How about product reviews? You want to check out the features of the all-new MacBook, but you have to scroll through the entire video to find some information on the hardware specs and clock speed, as you don't really care much for the cosmetic updates.

Ever felt excited about watching a conference session without really knowing where the topics you are looking for are mentioned? Most likely, no.

Videos are an incredible medium of information dissemination and consumption for enterprises, and yet there are hardly any who make effective use of videos. We've built processes and techniques for and around video creation, distribution, and measurement, but somehow the whole point of a video - its consumption - fell through the cracks.

Most people do not have the patience to watch an informational video beyond the first few minutes. So all webinars, conference recordings, reviews, tutorials etc., however good they may be, simply do not live up to their full potential and very rarely does anyone watch them in their entirety.

And this is the idea behind VideoKen - making videos richer and more consumable. We got the inspiration from textbooks, which people don’t just start reading from cover to cover. Readers look at the table-of-contents at the beginning and/or the index at the end to identify the key topics being covered in the book, and then read the sections covering those topics. Unlike textbooks, videos do not come with these indices, so we apply AI to create these indices automatically. The Table of Contents (ToC) and Phrase Cloud automatically created by VideoKen summarize the key topics being covered, and let the viewers navigate directly to the corresponding points in the video. In addition, VideoKen creates a full transcript of the video and provides a search capability.

We start with automatic speech recognition, using an engine built upon the Deep Speech 2 Architecture. We apply a custom model based on LSTMs to create a complete transcript with punctuations. The goal of the Phrase Cloud algorithm is to automatically select the principal phrases, ideally corresponding to key concepts, among the thousands of words appearing in the transcript.

The first step in this process is a custom phase extraction algorithm. These phrases are ranked using statistical analysis, assisted with a knowledge base, and are clustered based on the domain associated with each of them. The lower ranked phrases in each cluster are further pruned to arrive at the final set of phrases that are displayed in the Phrase Cloud. The timing information from the transcript is used to map these key phrases to the video timeline.

The algorithm for Table of Contents generation utilizes visual data in the form of slides or other forms of typed text appearing in the video lectures. We use a custom-trained RCNN (region-based convolutional neural network) model to detect different region boundaries in a video frame. Currently, we detect different types of regions including screen content, the human body and the surrounding environment (e.g., lecture hall). For the screen content, we use a visual text model to identify frames corresponding to slide transition points, and further classify the video frames into categories like a slide, demo or handwritten text, while also identifying the text frame over which OCR should be done. We use domain data to perform OCR corrections. A visual saliency analysis helps to identify the candidate titles and we obtain the final set of ToC entries following a global postprocessing step to eliminate near duplicate and less important titles.

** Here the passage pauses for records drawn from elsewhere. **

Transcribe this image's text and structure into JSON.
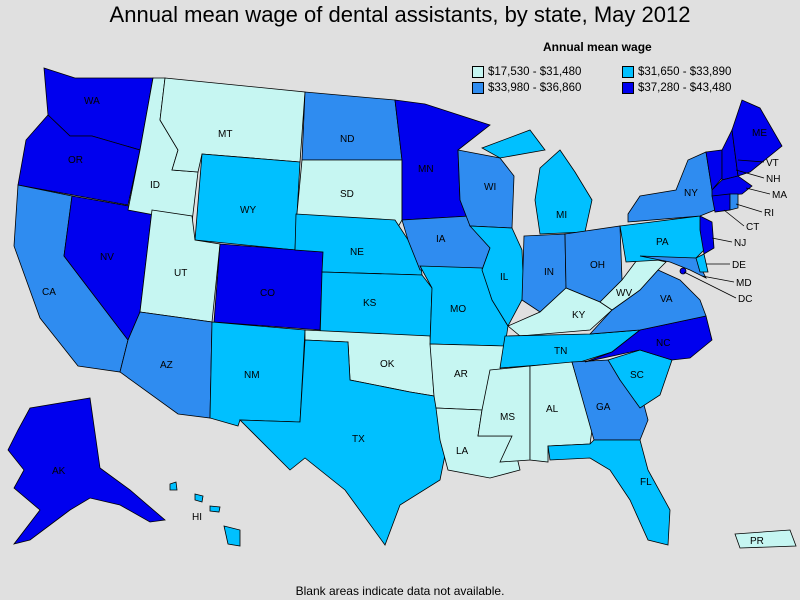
{
  "title": "Annual mean wage of dental assistants, by state, May 2012",
  "legend": {
    "title": "Annual mean wage",
    "items": [
      {
        "label": "$17,530 - $31,480",
        "color": "#c6f6f2"
      },
      {
        "label": "$31,650 - $33,890",
        "color": "#00c0ff"
      },
      {
        "label": "$33,980 - $36,860",
        "color": "#2f8cf0"
      },
      {
        "label": "$37,280 - $43,480",
        "color": "#0000ee"
      }
    ]
  },
  "footnote": "Blank areas indicate data not available.",
  "states": {
    "WA": {
      "label": "WA",
      "tier": 3
    },
    "OR": {
      "label": "OR",
      "tier": 3
    },
    "CA": {
      "label": "CA",
      "tier": 2
    },
    "NV": {
      "label": "NV",
      "tier": 3
    },
    "ID": {
      "label": "ID",
      "tier": 0
    },
    "MT": {
      "label": "MT",
      "tier": 0
    },
    "WY": {
      "label": "WY",
      "tier": 1
    },
    "UT": {
      "label": "UT",
      "tier": 0
    },
    "AZ": {
      "label": "AZ",
      "tier": 2
    },
    "CO": {
      "label": "CO",
      "tier": 3
    },
    "NM": {
      "label": "NM",
      "tier": 1
    },
    "ND": {
      "label": "ND",
      "tier": 2
    },
    "SD": {
      "label": "SD",
      "tier": 0
    },
    "NE": {
      "label": "NE",
      "tier": 1
    },
    "KS": {
      "label": "KS",
      "tier": 1
    },
    "OK": {
      "label": "OK",
      "tier": 0
    },
    "TX": {
      "label": "TX",
      "tier": 1
    },
    "MN": {
      "label": "MN",
      "tier": 3
    },
    "IA": {
      "label": "IA",
      "tier": 2
    },
    "MO": {
      "label": "MO",
      "tier": 1
    },
    "AR": {
      "label": "AR",
      "tier": 0
    },
    "LA": {
      "label": "LA",
      "tier": 0
    },
    "WI": {
      "label": "WI",
      "tier": 2
    },
    "IL": {
      "label": "IL",
      "tier": 1
    },
    "MI": {
      "label": "MI",
      "tier": 1
    },
    "IN": {
      "label": "IN",
      "tier": 2
    },
    "OH": {
      "label": "OH",
      "tier": 2
    },
    "KY": {
      "label": "KY",
      "tier": 0
    },
    "TN": {
      "label": "TN",
      "tier": 1
    },
    "MS": {
      "label": "MS",
      "tier": 0
    },
    "AL": {
      "label": "AL",
      "tier": 0
    },
    "GA": {
      "label": "GA",
      "tier": 2
    },
    "FL": {
      "label": "FL",
      "tier": 1
    },
    "SC": {
      "label": "SC",
      "tier": 1
    },
    "NC": {
      "label": "NC",
      "tier": 3
    },
    "VA": {
      "label": "VA",
      "tier": 2
    },
    "WV": {
      "label": "WV",
      "tier": 0
    },
    "PA": {
      "label": "PA",
      "tier": 1
    },
    "NY": {
      "label": "NY",
      "tier": 2
    },
    "ME": {
      "label": "ME",
      "tier": 3
    },
    "VT": {
      "label": "VT",
      "tier": 3
    },
    "NH": {
      "label": "NH",
      "tier": 3
    },
    "MA": {
      "label": "MA",
      "tier": 3
    },
    "CT": {
      "label": "CT",
      "tier": 3
    },
    "RI": {
      "label": "RI",
      "tier": 2
    },
    "NJ": {
      "label": "NJ",
      "tier": 3
    },
    "DE": {
      "label": "DE",
      "tier": 1
    },
    "MD": {
      "label": "MD",
      "tier": 2
    },
    "DC": {
      "label": "DC",
      "tier": 3
    },
    "AK": {
      "label": "AK",
      "tier": 3
    },
    "HI": {
      "label": "HI",
      "tier": 1
    },
    "PR": {
      "label": "PR",
      "tier": 0
    }
  }
}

The ultimate idea behind any piece of content is that the consumer needs to benefit from it, one way or the other. The information has to be disseminated in a manner that is clearly understood and is easy to find. VideoKen nudges video consumption into this direction, transforming how we view and interact with videos.

Here is a very quick example of how VideoKen works, implemented on a video from a RE•WORK conference.

Now, the entire topic list is neatly summarized in the ToC and the phrase cloud and makes for a much friendlier user experience. But it's not just about the aesthetics. Our data shows that this form of video viewing increases the amount of video watched by 2-4X. Viewers are much more invested in and engaged with the video now that they know its contents and know where exactly to find them.

Enterprises produce and use videos for a variety of purposes - from webinars, sales enablement, product training and demos to events, marketing, L&D, and internal communications. When videos are such a big part of an enterprise business strategy, why diminish their importance by not extracting their full potential?